Go Back

Coconut Chia Pudding

Maria G. Brooks
Coconut Chia Pudding is a simple, creamy, and healthy dish made by combining chia seeds with coconut milk and a touch of sweetener.
This pudding is rich in fiber, healthy fats, and antioxidants, making it a great option for a quick breakfast or a nutritious snack.
The best part is its versatility—customize it with your favorite toppings like fresh fruit, nuts, or granola. It's a perfect make-ahead meal that’s both delicious and nourishing.
Nutrition Facts (Per Serving)
Calories: 220 kcal, Carbohydrates: 18g, Protein: 4g, Fat: 14g, Fiber: 7g, Sugar: 6g
Estimated based on one serving (assuming 4 servings per batch)
Prep Time 5 minutes
Total Time 5 minutes
Course Breakfast, Dessert, Snack
Cuisine Dairy-Free, Gluten-Free, Paleo, Vegan
Servings 4 servings
Calories 220 kcal

Equipment

  • 1 Medium-sized bowl or jar (for mixing)
  • 1 Whisk or spoon (for stirring)
  • 1 Measuring Cup (for liquids)
  • 1 Airtight container (for refrigeration)

Ingredients
  

  • 1/4 cup Chia Seeds
  • 1 cup Coconut Milk full-fat or light
  • 1-2 tablespoons Maple Syrup or sweetener of choice
  • 1 teaspoon Vanilla Extract optional
  • Pinch of Salt optional

Instructions
 

  • Combine the Ingredients: In a medium-sized bowl or jar, combine 1/4 cup of chia seeds and 1 cup of coconut milk.
    Stir well to ensure the chia seeds are evenly dispersed throughout the liquid.
  • Sweeten and Flavor: Add 1 to 2 tablespoons of maple syrup (or sweetener of your choice) and a teaspoon of vanilla extract, if desired.

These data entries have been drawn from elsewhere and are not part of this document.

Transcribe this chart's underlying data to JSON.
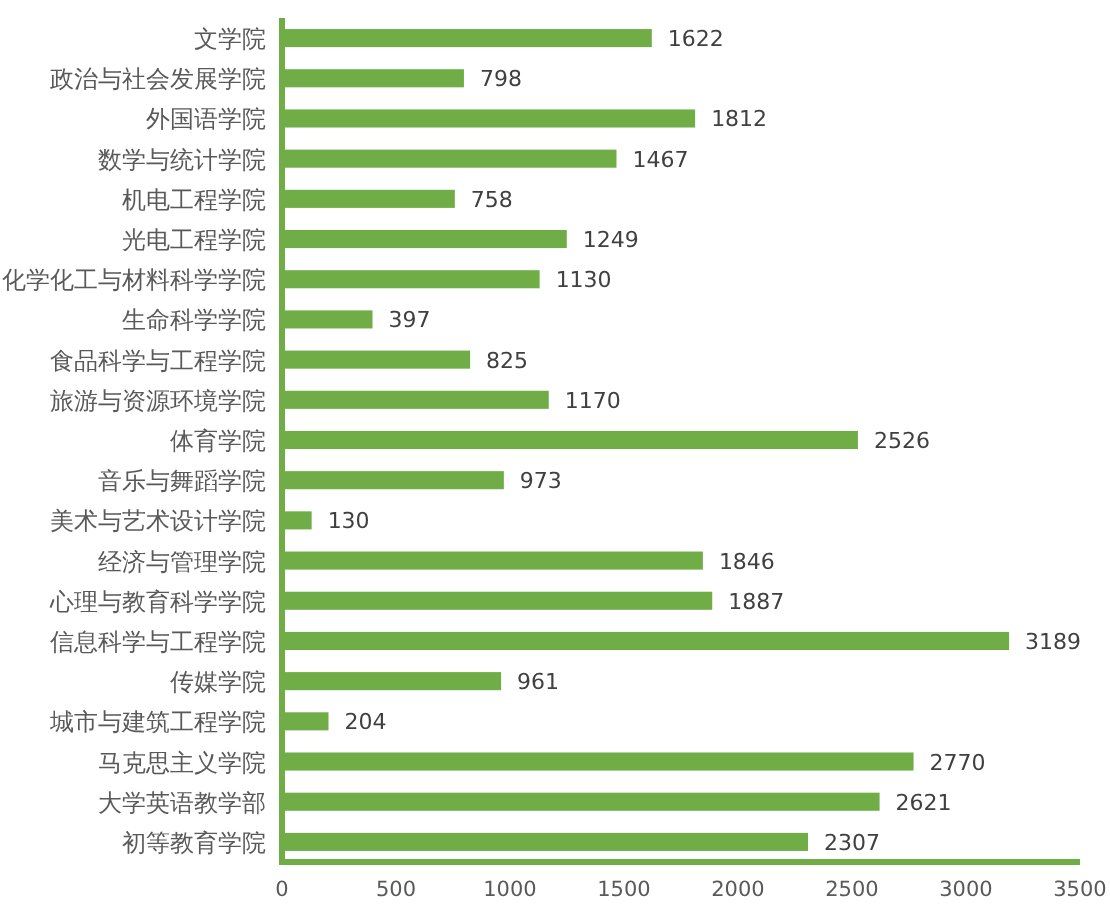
{
  "chart_data": {
    "type": "bar",
    "orientation": "horizontal",
    "categories": [
      "文学院",
      "政治与社会发展学院",
      "外国语学院",
      "数学与统计学院",
      "机电工程学院",
      "光电工程学院",
      "化学化工与材料科学学院",
      "生命科学学院",
      "食品科学与工程学院",
      "旅游与资源环境学院",
      "体育学院",
      "音乐与舞蹈学院",
      "美术与艺术设计学院",
      "经济与管理学院",
      "心理与教育科学学院",
      "信息科学与工程学院",
      "传媒学院",
      "城市与建筑工程学院",
      "马克思主义学院",
      "大学英语教学部",
      "初等教育学院"
    ],
    "values": [
      1622,
      798,
      1812,
      1467,
      758,
      1249,
      1130,
      397,
      825,
      1170,
      2526,
      973,
      130,
      1846,
      1887,
      3189,
      961,
      204,
      2770,
      2621,
      2307
    ],
    "color": "#70ad47",
    "xlim": [
      0,
      3500
    ],
    "xticks": [
      0,
      500,
      1000,
      1500,
      2000,
      2500,
      3000,
      3500
    ],
    "data_labels": true,
    "grid": false
  }
}
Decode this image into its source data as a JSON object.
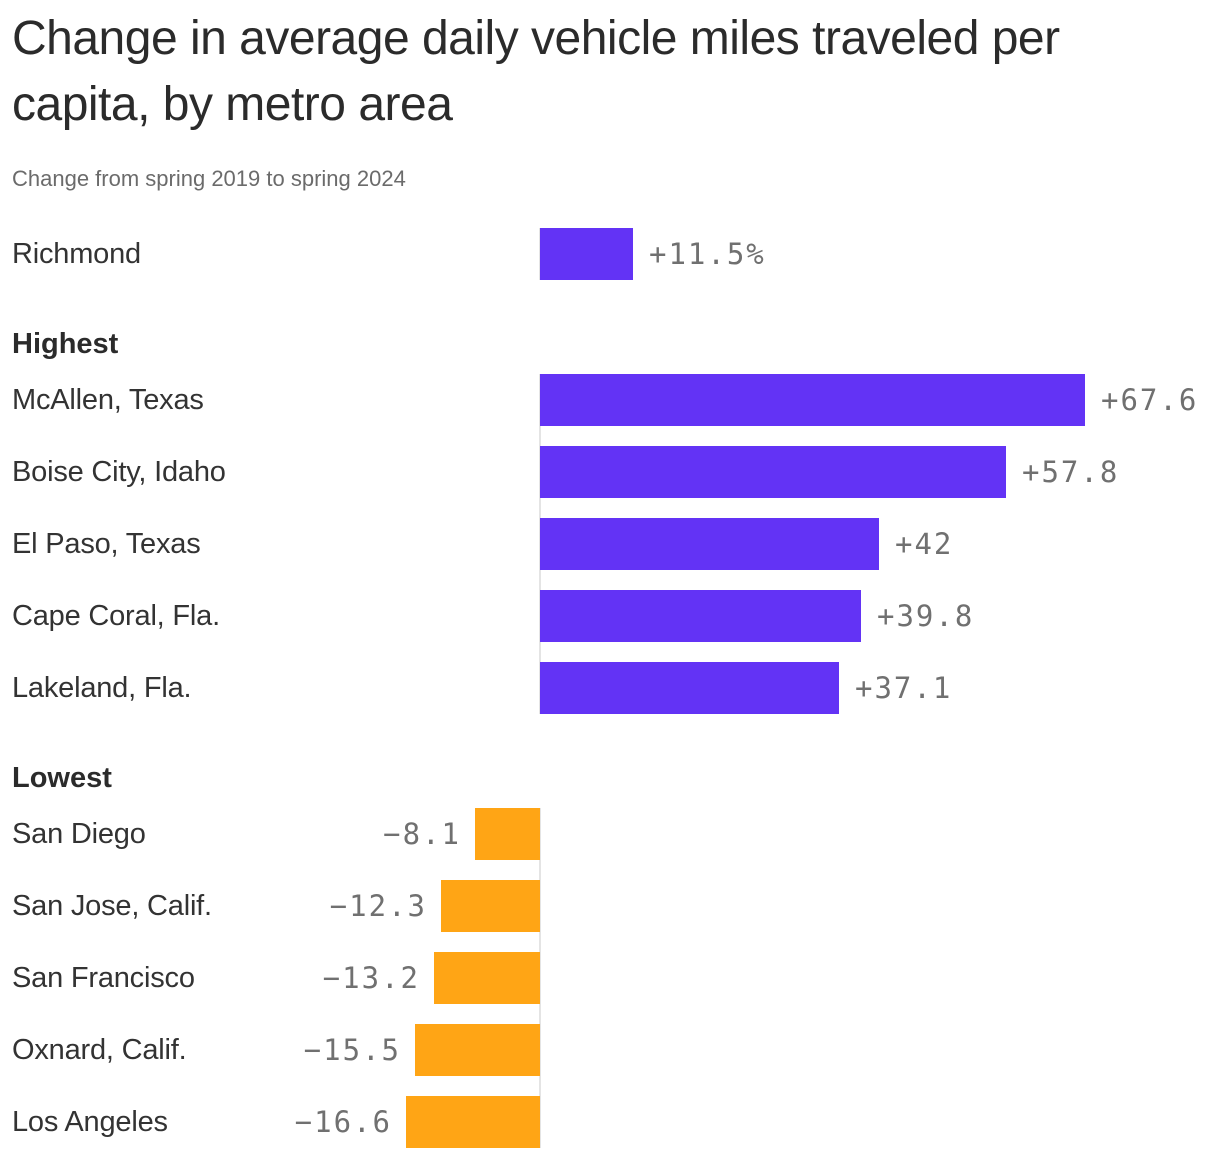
{
  "chart": {
    "title": "Change in average daily vehicle miles traveled per capita, by metro area",
    "subtitle": "Change from spring 2019 to spring 2024"
  },
  "chart_data": {
    "type": "bar",
    "orientation": "horizontal",
    "unit": "percent change",
    "title": "Change in average daily vehicle miles traveled per capita, by metro area",
    "subtitle": "Change from spring 2019 to spring 2024",
    "positive_color": "#6333F5",
    "negative_color": "#FFA515",
    "value_label_color": "#707070",
    "axis_line_color": "#e4e4e4",
    "baseline": 0,
    "sections": [
      {
        "header": "",
        "rows": [
          {
            "label": "Richmond",
            "value": 11.5,
            "value_label": "+11.5%"
          }
        ]
      },
      {
        "header": "Highest",
        "rows": [
          {
            "label": "McAllen, Texas",
            "value": 67.6,
            "value_label": "+67.6"
          },
          {
            "label": "Boise City, Idaho",
            "value": 57.8,
            "value_label": "+57.8"
          },
          {
            "label": "El Paso, Texas",
            "value": 42,
            "value_label": "+42"
          },
          {
            "label": "Cape Coral, Fla.",
            "value": 39.8,
            "value_label": "+39.8"
          },
          {
            "label": "Lakeland, Fla.",
            "value": 37.1,
            "value_label": "+37.1"
          }
        ]
      },
      {
        "header": "Lowest",
        "rows": [
          {
            "label": "San Diego",
            "value": -8.1,
            "value_label": "−8.1"
          },
          {
            "label": "San Jose, Calif.",
            "value": -12.3,
            "value_label": "−12.3"
          },
          {
            "label": "San Francisco",
            "value": -13.2,
            "value_label": "−13.2"
          },
          {
            "label": "Oxnard, Calif.",
            "value": -15.5,
            "value_label": "−15.5"
          },
          {
            "label": "Los Angeles",
            "value": -16.6,
            "value_label": "−16.6"
          }
        ]
      }
    ]
  }
}
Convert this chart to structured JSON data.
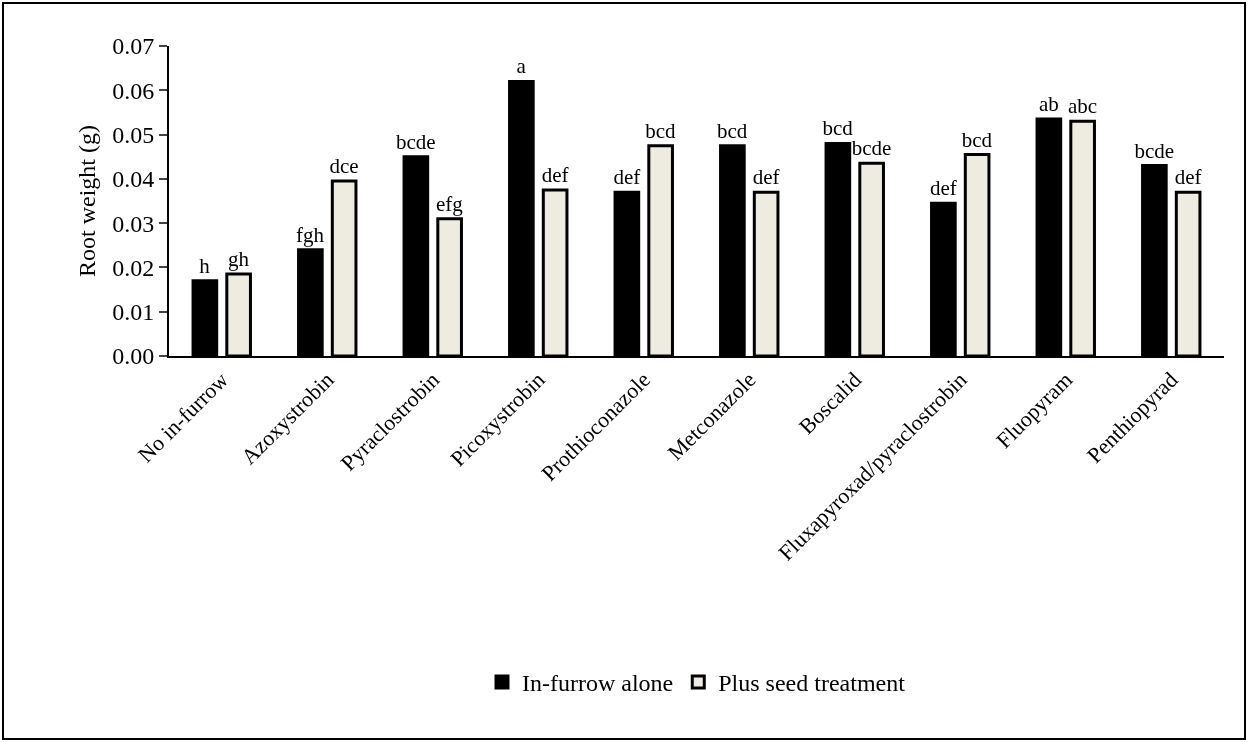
{
  "chart_data": {
    "type": "bar",
    "ylabel": "Root weight (g)",
    "categories": [
      "No in-furrow",
      "Azoxystrobin",
      "Pyraclostrobin",
      "Picoxystrobin",
      "Prothioconazole",
      "Metconazole",
      "Boscalid",
      "Fluxapyroxad/pyraclostrobin",
      "Fluopyram",
      "Penthiopyrad"
    ],
    "series": [
      {
        "name": "In-furrow alone",
        "color": "#000000",
        "values": [
          0.017,
          0.024,
          0.045,
          0.062,
          0.037,
          0.0475,
          0.048,
          0.0345,
          0.0535,
          0.043
        ],
        "value_labels": [
          "h",
          "fgh",
          "bcde",
          "a",
          "def",
          "bcd",
          "bcd",
          "def",
          "ab",
          "bcde"
        ]
      },
      {
        "name": "Plus seed treatment",
        "color": "#eeebe0",
        "values": [
          0.0185,
          0.0395,
          0.031,
          0.0375,
          0.0475,
          0.037,
          0.0435,
          0.0455,
          0.053,
          0.037
        ],
        "value_labels": [
          "gh",
          "dce",
          "efg",
          "def",
          "bcd",
          "def",
          "bcde",
          "bcd",
          "abc",
          "def"
        ]
      }
    ],
    "ylim": [
      0,
      0.07
    ],
    "yticks": [
      {
        "value": 0,
        "label": "0.00"
      },
      0.01,
      0.02,
      0.03,
      0.04,
      0.05,
      0.06,
      0.07
    ],
    "grid": false,
    "legend": "bottom"
  }
}
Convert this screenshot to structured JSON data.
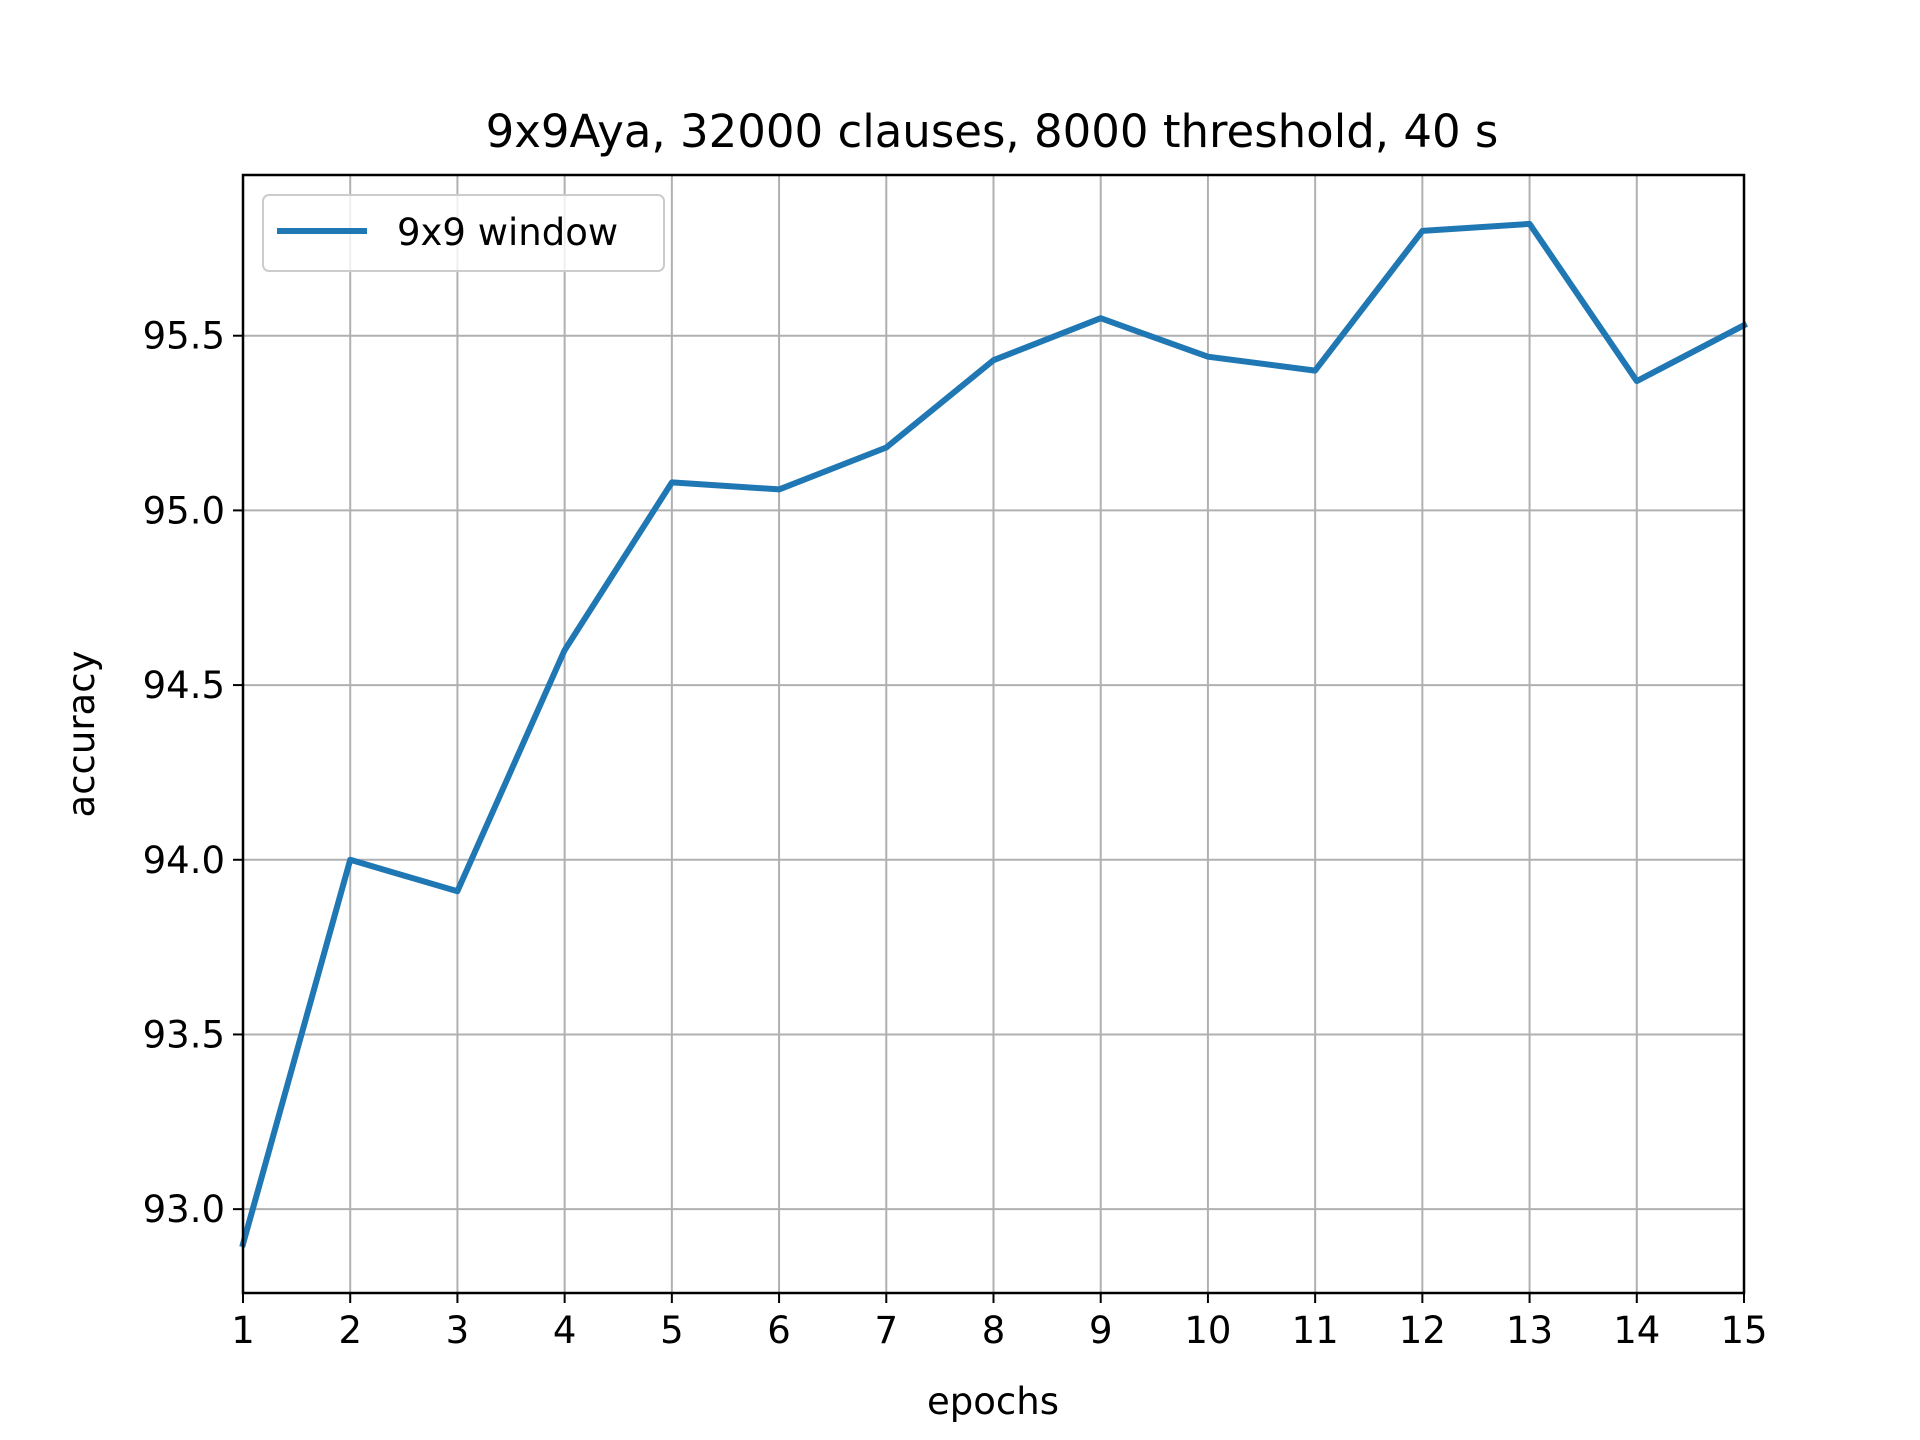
{
  "chart_data": {
    "type": "line",
    "title": "9x9Aya, 32000 clauses, 8000 threshold, 40 s",
    "xlabel": "epochs",
    "ylabel": "accuracy",
    "x": [
      1,
      2,
      3,
      4,
      5,
      6,
      7,
      8,
      9,
      10,
      11,
      12,
      13,
      14,
      15
    ],
    "series": [
      {
        "name": "9x9 window",
        "color": "#1f77b4",
        "values": [
          92.9,
          94.0,
          93.91,
          94.6,
          95.08,
          95.06,
          95.18,
          95.43,
          95.55,
          95.44,
          95.4,
          95.8,
          95.82,
          95.37,
          95.53
        ]
      }
    ],
    "xlim": [
      1,
      15
    ],
    "ylim": [
      92.76,
      95.96
    ],
    "xticks": [
      "1",
      "2",
      "3",
      "4",
      "5",
      "6",
      "7",
      "8",
      "9",
      "10",
      "11",
      "12",
      "13",
      "14",
      "15"
    ],
    "yticks": [
      "93.0",
      "93.5",
      "94.0",
      "94.5",
      "95.0",
      "95.5"
    ],
    "grid": true,
    "legend_position": "top-left"
  }
}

Stir again until fully combined.
  • Refrigerate: Cover the bowl or jar with a lid or plastic wrap and refrigerate for at least 4 hours, or overnight for the best results.
    The chia seeds will absorb the coconut milk and thicken the mixture into a pudding-like consistency.
  • Stir and Serve: After the pudding has set, stir it again to make sure it’s smooth.
    If the consistency is too thick, add a little more coconut milk to reach your desired texture.
  • Add Toppings: Serve the pudding in bowls and top with your favorite toppings like fresh fruit, shredded coconut, granola, or nuts.

Notes

  • Storage: You can store the coconut chia pudding in an airtight container in the refrigerator for up to 5 days, making it perfect for meal prep.
  • Consistency: If you like a thicker pudding, simply add more chia seeds. For a creamier texture, use full-fat coconut milk or add a bit of coconut cream.
  • Flavor Variations: Try adding cocoa powder, matcha powder, or peanut butter to create different flavor profiles. You can also use a mix of sweeteners to find the perfect balance of sweetness.
  • Serving Ideas: This pudding works great as a breakfast, snack, or light dessert. Serve it with granola, fresh berries, or a drizzle of honey for extra flavor.